Обитателям ветлужских деревень противопоставлены в рассказе уреневские начетчики, с которыми встретился автор-повествователь еще на Светлояре. Во время религиозных споров их обычно окружала самая большая толпа. В то время как представители других религиозных толков охотно вступали в споры, уреневцы держались свысока, пренебрежительно и в споры ни с кем не вступали. Они твердо были уверены в том, что единственно правильно и окончательно решили все вопросы; во всем мире для них уже не существовало ничего заслуживающего хотя бы малейшего снисхождения, и «вся святость» сосредоточивалась только в их среде. Полное отрицание любых других взглядов и обычаев, суровость, пренебрежение и надменность по отношению к людям не из своей среды — вот что отличает их от добродушных и снисходительных ветлужан. Естественно, что после встречи с религиозными схоластами вроде уреневцев столь родными и близкими показались рассказчику жители ветлужских деревень. Но не сама по себе терпимость ветлужан к чужим мнениям и обычаям вызывает симпатию автора-повествователя. Как и в других произведениях Короленко, в рассказе «Река играет»

160

интерес к чужим взглядам, обычаям и правилам, желание понять и оправдать их предполагают возможность и на самого себя взглянуть с этой чужой и непривычной точки зрения, а следовательно, и задать вопрос, так ли уж истинны и справедливы собственные обычаи и взгляды.

В начале рассказа повествователь говорил о том, что бесплодные схоластические споры уверенных в своей непогрешимости раскольников и церковников создали у него впечатление, что народная мысль «заснула навеки» (3, 210).
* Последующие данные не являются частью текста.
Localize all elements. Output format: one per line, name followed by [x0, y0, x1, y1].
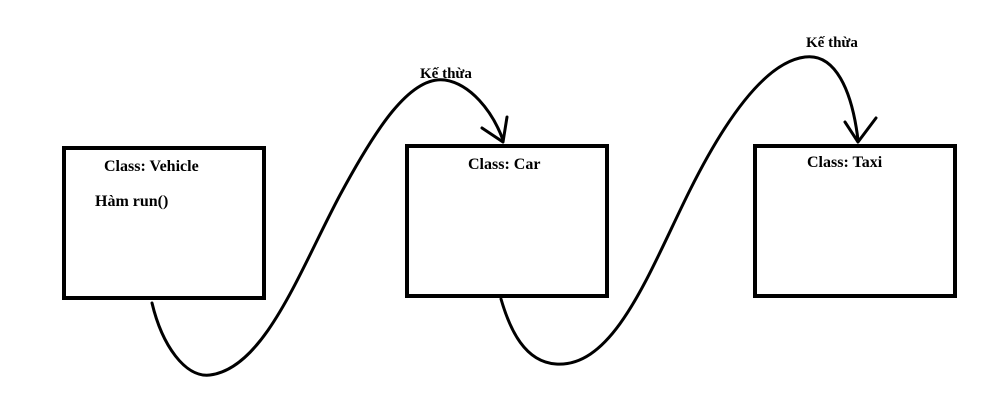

В предпоследней главе повествователь вновь обращается к впечатлениям от религиозных собраний на Светлояре, и оказывается, что он все-таки слышал там «живое слово». Во время очень тонкого религиозного спора по очень частному вопросу в разговор неожиданно вмешался старик и рассказал простой житейский случай. Спор был испорчен, и хотя спорящие стороны нисколько не были поколеблены, слушавшие их разошлись, «унося, быть может, не одно проснувшееся сомнение» (3, 230). Следствием «живого слова» для Короленко всегда было благотворное сомнение в любой однозначной точке зрения, упрощающей сложность жизни. Финальная же главка рассказа еще более усложняет поставленные проблемы. В этой главке на перевозе появляются уреневцы. С обычным для них пренебрежением рассматривают они повествователя и его собеседников и властно требуют перевоз. Вялый, апатичный Тюлин, всегда философски относившийся к подобным требованиям и вопрос, задаваемый им самому себе, действительно ли нужен прибывшим перевоз, неизменно решавший отрицательно, т. е. в свою пользу, вдруг резко меняется. Он немедленно садится в лодку, гребет изо всех сил, а затем находит длинные шесты, отсутствие которых ранее чуть не привело к катастрофе. Что же заставило нерадивого перевозчика быть столь расторопным?
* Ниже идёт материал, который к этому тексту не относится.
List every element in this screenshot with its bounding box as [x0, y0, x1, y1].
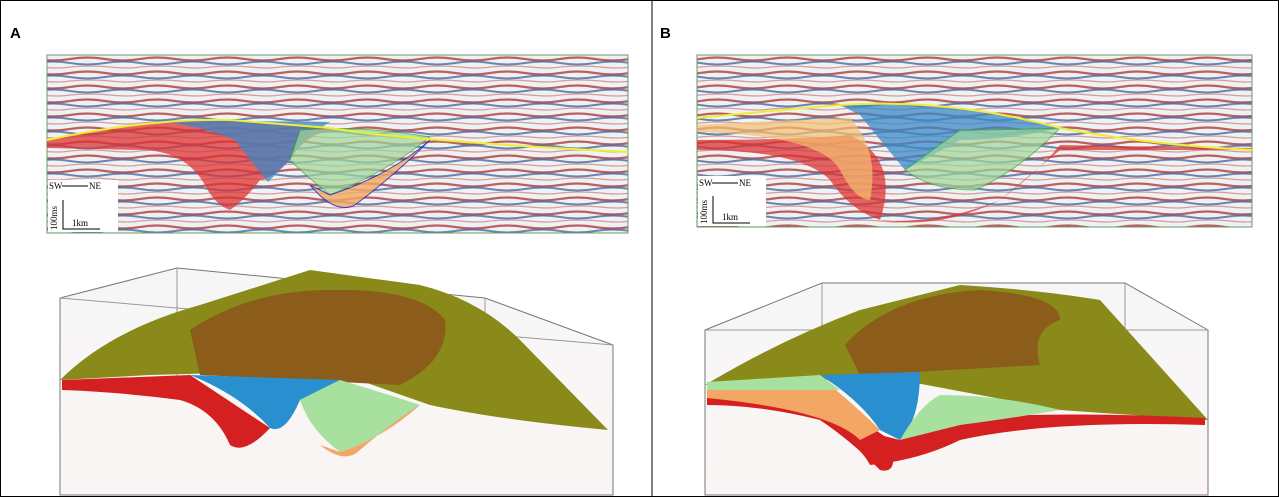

Уреневцев никто не любит, но их все боятся и им все подчиняются. Мудрый скептицизм и благотворное сомнение, умение смотреть на жизнь с различных точек зрения, признавая одинаково справедливыми иногда прямо противоположные мнения, правила, обычаи, часто оказываются слабее прямолинейной, однозначной, но стойкой, нерассуждающей веры, упрощающей реальную сложность жизни, но всегда дающей ощущение силы как исповедующим эту веру, так и тем, кто с ними сталкивается. Этой силе и подчиняются Тюлин и окружающие его ветлужане, и хотя симпатии автора целиком на их стороне, он отдает должное позиции уреневцев, сравнивая их с пуританами и индепендентами времен Кромвеля, всегда «надменно смотревшими на простодушных грешников своей страны» (3, 235).